BACKGROUND: Left bundle branch area pacing (LBBAP) has been rapidly adopted despite a lack of leads with approved indications for LBBAP. OBJECTIVE: This study aims to analyze the performance of a 6Fr active fixation, stylet-driven lead in LBBAP. METHODS: The multicenter INSIGHT-LBBA registry analyzed consecutive LBBAP implant attempts with INGEVITY+ leads. Data were retrospectively collected with standardized entry via REDCap. Prespecified safety (lead-related complication [LRC]-free rate with performance goal >
90% at 3 months) and effectiveness (pacing capture threshold [PCT] ≤2 V@ 0.4 ms and R-waves ≥5 mV
3-month performance goal = 80%) endpoints were analyzed. External validation of lead effectiveness was performed on a separate cohort of LBBAP patients from the LATITUDE remote monitoring database.
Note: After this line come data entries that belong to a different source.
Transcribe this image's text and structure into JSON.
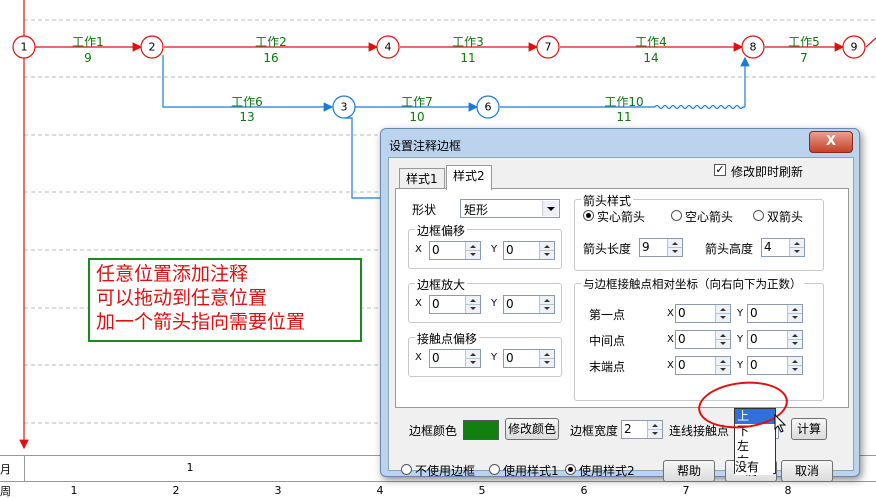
{
  "network": {
    "nodes": [
      "1",
      "2",
      "3",
      "4",
      "6",
      "7",
      "8",
      "9"
    ],
    "edges": [
      {
        "name": "工作1",
        "duration": "9"
      },
      {
        "name": "工作2",
        "duration": "16"
      },
      {
        "name": "工作3",
        "duration": "11"
      },
      {
        "name": "工作4",
        "duration": "14"
      },
      {
        "name": "工作5",
        "duration": "7"
      },
      {
        "name": "工作6",
        "duration": "13"
      },
      {
        "name": "工作7",
        "duration": "10"
      },
      {
        "name": "工作10",
        "duration": "11"
      }
    ],
    "colors": {
      "critical": "#e01010",
      "normal": "#1a7ad8",
      "label": "#0a7a0a"
    }
  },
  "timeline": {
    "month_label": "月",
    "month_value": "1",
    "week_label": "周",
    "weeks": [
      "1",
      "2",
      "3",
      "4",
      "5",
      "6",
      "7",
      "8"
    ]
  },
  "annotation": {
    "lines": [
      "任意位置添加注释",
      "可以拖动到任意位置",
      "加一个箭头指向需要位置"
    ]
  },
  "dialog": {
    "title": "设置注释边框",
    "close": "X",
    "refresh_label": "修改即时刷新",
    "tabs": [
      "样式1",
      "样式2"
    ],
    "shape_label": "形状",
    "shape_value": "矩形",
    "offset_group": "边框偏移",
    "enlarge_group": "边框放大",
    "contact_group": "接触点偏移",
    "x": "X",
    "y": "Y",
    "zero": "0",
    "arrow_group": "箭头样式",
    "arrow_options": [
      "实心箭头",
      "空心箭头",
      "双箭头"
    ],
    "arrow_length_label": "箭头长度",
    "arrow_length": "9",
    "arrow_height_label": "箭头高度",
    "arrow_height": "4",
    "coord_group": "与边框接触点相对坐标（向右向下为正数）",
    "coord_rows": [
      "第一点",
      "中间点",
      "末端点"
    ],
    "border_color_label": "边框颜色",
    "border_color": "#108010",
    "change_color_btn": "修改颜色",
    "border_width_label": "边框宽度",
    "border_width": "2",
    "link_contact_label": "连线接触点",
    "link_contact_value": "没有",
    "compute_btn": "计算",
    "dropdown_options": [
      "上",
      "下",
      "左",
      "右",
      "没有"
    ],
    "border_mode_options": [
      "不使用边框",
      "使用样式1",
      "使用样式2"
    ],
    "help_btn": "帮助",
    "ok_btn": "确",
    "cancel_btn": "取消"
  }
}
RESULTS: The study enrolled 1122 single- or dual-chamber pacemaker patients from 8 US sites (mean age 76 ±10 years, 43% female, 48% atrioventicular [AV] block, 40% sinus node dysfunction). Those successfully implanted had a median follow-up of 302 days. Left bundle or left septal capture was achieved in 95.6% of patients (1073 of 1122) and 89.6% of leads (1073 of 1197, 1.07 leads per patient). The 3-month LRC-free rate was 97.7% (lower confidence limit [LCL] 96.6%) with an LRC-free rate of 97.2% at 24 months. At 3 months, 98.8% (LCL 97.7%) of PCTs were ≤2 V, and 94.8% (LCL 92.7%) of sensed amplitudes were ≥ 5 mV. Results were stable through 24 months
864 LBBAP implants were analyzed in the external validation cohort, and lead effectiveness was clinically indistinguishable across datasets. CONCLUSION: In this study of an active fixation, stylet-driven lead, all prespecified performance goals for pacing, sensing, and LRC rates were met when used for LBBAP. External validation demonstrated concordant results. CLINICAL TRIAL REGISTRATION: NCT06014866.